[Editor’s Note: This piece appeared as a sidebar to PBOG’s feature article entitled “The Digital Oilfield Has Arrived,” which appears in the October 2014 issue as Part 1 of a 2-Parter.]
Asked if companies face a larger risk factor as they increasingly handle larger amounts of data, one source from a global, multi-national oil company said that the volume of data was not the crux of the matter. “There’s less risk there simply because the data’s so large it’s hard to move out from the company. It’s usually the case that the raw data is not as valuable as the interpretive data,” the source said.
So what is the biggest risk factor for oil and gas?
“If you just look at oil and gas itself, there are two big cyber risks that most organizations face. One, there is the ‘industrial control system’ aspect. That is, losing control of an industrial control system to somebody who’s not supposed to have control of it, and causing things such as environmental releases of product—you know, oil spills and such—causing a potential loss of life. As these systems are physical systems, they could explode, for example, or release noxious gases. You could have loss of life. The worst case cyber scenario for the oil and gas industry is an industrial control system hijacking. That’s usually done [only] by cyber-terrorist organizations.”
The second risk area, he noted, is theft of intellectual property that would cause a loss of competitive advantage. Oil and gas companies spend hundreds of millions of dollars researching, doing all of the exploration activities needed to invest in production. Usually it requires multiple partners because production facilities are, sometimes, worth hundreds of millions if not billions of dollars. A large amount of money is needed to build up an asset, so they usually have partners.
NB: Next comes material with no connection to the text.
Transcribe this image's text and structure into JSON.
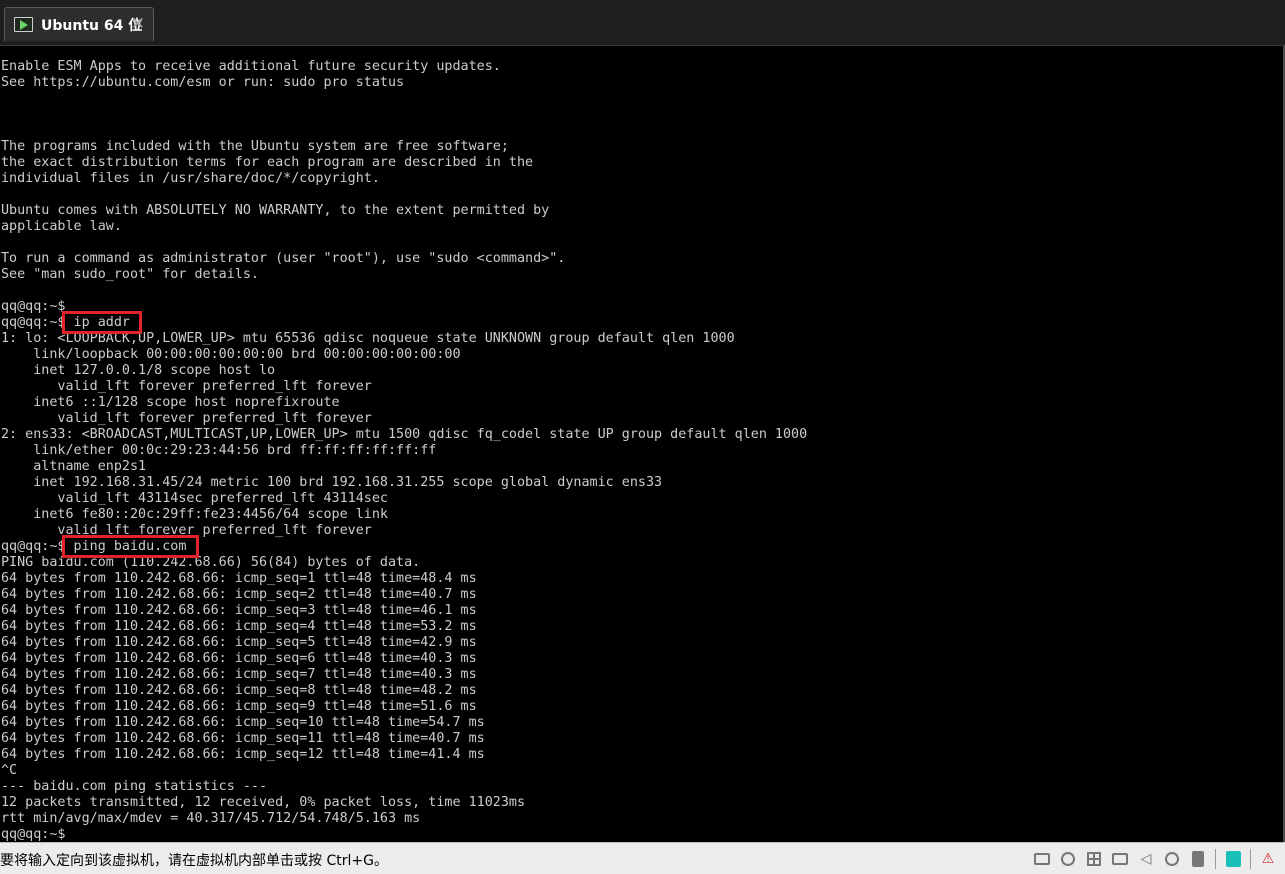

You go out to bid a lot. You divest assets. You acquire assets; these are very large dollar transactions. Losing a potential revenue stream. Losing a bid. Losing a potential revenue stream, bid, or offer because someone unauthorized inside of your system is watching what you were doing and came in as a low bidder, will eventually have a long term effect on the company. That’s intellectual property theft or corporate espionage.
“Out of the four main threat actors the companies face, corporate espionage and cyber terrorism are the top two in oil and gas. Cyber terrorism being the most impactful. Corporate espionage being the most likely.
The other two threat actors are your cyber criminals, who tend to go mostly after the financial intuitions, and the hacktavists. Hacktavists generally go after whoever they feel like they need to at any point in time, based on ideology. Those are the four actor sets that pretty much any company faces. What changes from company to company are the relative importance or relevance of each actor set.”